Of course, this situation varies depending on who’s taking part in the conversation. In Michael and Cedric’s case, it’s not surprising that they’re used to using two languages simultaneously. After all, most of their friends are also bilingual. In fact, according to the 2011 census, more than half of the population of Montreal speak both French and English fluently. This percentage is even higher among young people aged 15 to 24: 79.3% of them claim to be able to communicate in both languages. Nonetheless, there are also people who are not bilingual in the city, with a higher number of those who can speak French but not English. According to the same census, 37% of the population only speak French and 7.4%, only speak English.

When they know that the person they’re speaking to is bilingual, some Montrealers I spoke to said they experience a certain feeling of freedom and trust. This is not only because they can express themselves in their mother tongue, with the assurance that the other person understands what they’re saying, but also because they are granted the opportunity to improve their second language without the fear of committing mistakes, since they can always use their mother tongue in case of any doubt or misunderstanding.

In fact, speaking of misunderstandings, it would be prudent to avoid one here too: it’s important to clarify that the reasons that lead a person to decide on one language over another when talking to someone else are not purely selfish. Quite the contrary. The alternation of languages practiced by the inhabitants of Montreal also has a lot to do with cordiality, as far as I could see. For example, if, when entering an elevator, you greet the person inside with a "Bonjour!" and hear an automatic "Hi!" as a reply, you can be sure that when that person leaves he or she will wish you a "Bonne journée!", and you will instinctively wish them farewell with a "Bye!"

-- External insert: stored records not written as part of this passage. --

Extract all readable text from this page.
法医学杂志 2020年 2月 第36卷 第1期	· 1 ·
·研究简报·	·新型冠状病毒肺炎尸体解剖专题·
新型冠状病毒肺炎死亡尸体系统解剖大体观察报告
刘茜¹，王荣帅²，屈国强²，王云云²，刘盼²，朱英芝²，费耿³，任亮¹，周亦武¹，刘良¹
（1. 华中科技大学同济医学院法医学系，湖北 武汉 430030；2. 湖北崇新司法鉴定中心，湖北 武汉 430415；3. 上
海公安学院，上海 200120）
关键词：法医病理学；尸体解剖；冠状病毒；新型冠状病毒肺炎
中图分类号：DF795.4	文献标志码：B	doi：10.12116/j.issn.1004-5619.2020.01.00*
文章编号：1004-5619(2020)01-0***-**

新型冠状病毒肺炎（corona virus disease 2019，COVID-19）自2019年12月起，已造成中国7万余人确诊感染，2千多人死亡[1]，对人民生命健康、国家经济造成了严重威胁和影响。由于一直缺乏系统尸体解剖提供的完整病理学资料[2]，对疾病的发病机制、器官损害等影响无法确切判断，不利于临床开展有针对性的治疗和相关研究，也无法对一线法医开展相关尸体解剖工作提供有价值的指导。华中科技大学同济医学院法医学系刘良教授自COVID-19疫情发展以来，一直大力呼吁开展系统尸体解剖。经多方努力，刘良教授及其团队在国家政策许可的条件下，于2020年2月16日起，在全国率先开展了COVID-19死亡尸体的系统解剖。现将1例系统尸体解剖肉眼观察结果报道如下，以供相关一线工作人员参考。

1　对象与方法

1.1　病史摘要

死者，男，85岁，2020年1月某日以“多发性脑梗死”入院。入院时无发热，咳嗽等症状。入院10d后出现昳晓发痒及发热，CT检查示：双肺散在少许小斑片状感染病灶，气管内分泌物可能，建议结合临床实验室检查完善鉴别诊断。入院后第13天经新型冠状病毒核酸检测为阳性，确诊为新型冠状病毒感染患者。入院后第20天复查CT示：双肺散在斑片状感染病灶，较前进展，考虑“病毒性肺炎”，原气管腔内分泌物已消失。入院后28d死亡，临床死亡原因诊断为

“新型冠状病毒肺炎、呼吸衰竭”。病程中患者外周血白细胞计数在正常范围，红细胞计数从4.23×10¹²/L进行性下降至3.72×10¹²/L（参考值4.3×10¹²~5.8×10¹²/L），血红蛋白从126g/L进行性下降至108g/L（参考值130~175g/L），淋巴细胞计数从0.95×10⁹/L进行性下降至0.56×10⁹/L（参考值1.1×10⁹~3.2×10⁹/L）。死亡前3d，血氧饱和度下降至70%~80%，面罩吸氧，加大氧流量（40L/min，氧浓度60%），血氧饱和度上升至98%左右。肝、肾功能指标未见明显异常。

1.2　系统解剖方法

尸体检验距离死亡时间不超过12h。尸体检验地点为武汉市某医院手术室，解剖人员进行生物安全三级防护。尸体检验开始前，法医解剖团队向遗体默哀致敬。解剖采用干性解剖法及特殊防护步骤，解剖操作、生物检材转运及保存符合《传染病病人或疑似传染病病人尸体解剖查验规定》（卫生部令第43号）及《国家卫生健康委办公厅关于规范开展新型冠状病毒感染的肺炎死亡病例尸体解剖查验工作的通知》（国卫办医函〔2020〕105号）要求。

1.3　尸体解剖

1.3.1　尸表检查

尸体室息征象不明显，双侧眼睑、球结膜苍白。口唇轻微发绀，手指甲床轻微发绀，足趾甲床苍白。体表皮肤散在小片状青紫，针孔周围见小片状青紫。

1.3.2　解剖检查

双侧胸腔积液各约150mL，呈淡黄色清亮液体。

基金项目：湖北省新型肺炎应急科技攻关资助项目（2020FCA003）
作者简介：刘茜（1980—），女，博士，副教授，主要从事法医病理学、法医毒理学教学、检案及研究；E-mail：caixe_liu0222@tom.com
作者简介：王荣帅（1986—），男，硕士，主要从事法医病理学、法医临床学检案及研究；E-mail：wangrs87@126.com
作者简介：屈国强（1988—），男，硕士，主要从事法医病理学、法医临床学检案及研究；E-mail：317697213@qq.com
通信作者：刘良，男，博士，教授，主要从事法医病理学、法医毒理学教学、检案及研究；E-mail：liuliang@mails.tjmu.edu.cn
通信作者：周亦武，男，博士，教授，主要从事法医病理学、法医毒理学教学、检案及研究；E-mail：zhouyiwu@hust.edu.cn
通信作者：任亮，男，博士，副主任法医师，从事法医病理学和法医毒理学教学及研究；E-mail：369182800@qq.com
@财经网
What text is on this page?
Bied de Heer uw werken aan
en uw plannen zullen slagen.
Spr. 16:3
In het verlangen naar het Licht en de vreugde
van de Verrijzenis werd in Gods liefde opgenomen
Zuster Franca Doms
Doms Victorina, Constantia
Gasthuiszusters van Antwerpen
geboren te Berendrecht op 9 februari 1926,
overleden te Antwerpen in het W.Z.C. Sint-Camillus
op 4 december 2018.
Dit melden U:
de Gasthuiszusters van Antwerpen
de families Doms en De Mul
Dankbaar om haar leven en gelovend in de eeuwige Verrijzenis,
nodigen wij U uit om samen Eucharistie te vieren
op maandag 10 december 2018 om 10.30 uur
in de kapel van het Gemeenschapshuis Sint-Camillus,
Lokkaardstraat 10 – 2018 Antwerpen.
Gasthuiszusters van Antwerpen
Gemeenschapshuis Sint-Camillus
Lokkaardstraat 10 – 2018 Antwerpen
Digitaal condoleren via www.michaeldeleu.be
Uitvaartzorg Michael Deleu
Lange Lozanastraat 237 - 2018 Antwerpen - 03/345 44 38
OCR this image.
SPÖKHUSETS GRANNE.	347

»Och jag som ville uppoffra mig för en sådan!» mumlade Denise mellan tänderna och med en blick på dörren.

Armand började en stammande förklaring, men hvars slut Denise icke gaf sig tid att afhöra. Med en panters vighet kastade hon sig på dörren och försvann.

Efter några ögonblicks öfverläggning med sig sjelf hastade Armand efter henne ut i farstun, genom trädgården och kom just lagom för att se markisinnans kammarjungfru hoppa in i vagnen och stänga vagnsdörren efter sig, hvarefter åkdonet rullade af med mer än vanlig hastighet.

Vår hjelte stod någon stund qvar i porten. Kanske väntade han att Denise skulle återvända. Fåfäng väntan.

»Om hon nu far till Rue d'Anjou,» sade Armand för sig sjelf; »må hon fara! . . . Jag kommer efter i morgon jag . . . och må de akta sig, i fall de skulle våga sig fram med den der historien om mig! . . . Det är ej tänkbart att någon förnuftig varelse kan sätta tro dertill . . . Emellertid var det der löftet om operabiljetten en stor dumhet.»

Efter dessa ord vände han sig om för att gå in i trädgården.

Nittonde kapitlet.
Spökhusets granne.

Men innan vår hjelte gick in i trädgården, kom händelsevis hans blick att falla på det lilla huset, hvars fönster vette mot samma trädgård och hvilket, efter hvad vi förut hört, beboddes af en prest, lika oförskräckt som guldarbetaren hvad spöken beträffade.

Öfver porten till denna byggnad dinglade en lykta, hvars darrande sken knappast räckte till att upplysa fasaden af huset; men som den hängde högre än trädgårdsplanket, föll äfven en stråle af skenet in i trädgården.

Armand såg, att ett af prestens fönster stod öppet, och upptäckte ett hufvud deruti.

I can’t remember now if I said "Thanks" or "Merci" when I thanked the boys for the conversation and walked out of the café. But I do perfectly remember that, a few meters away, I found a handmade poster for a missing cat. The poster was written — like almost everything you see around here — in French and in English. Nothing new there. The most curious thing, however, was to find out that the cat in question could obey commands in both languages. Now all we have to find out is if he prefers to show affection to his owner with a meow! or a miaou!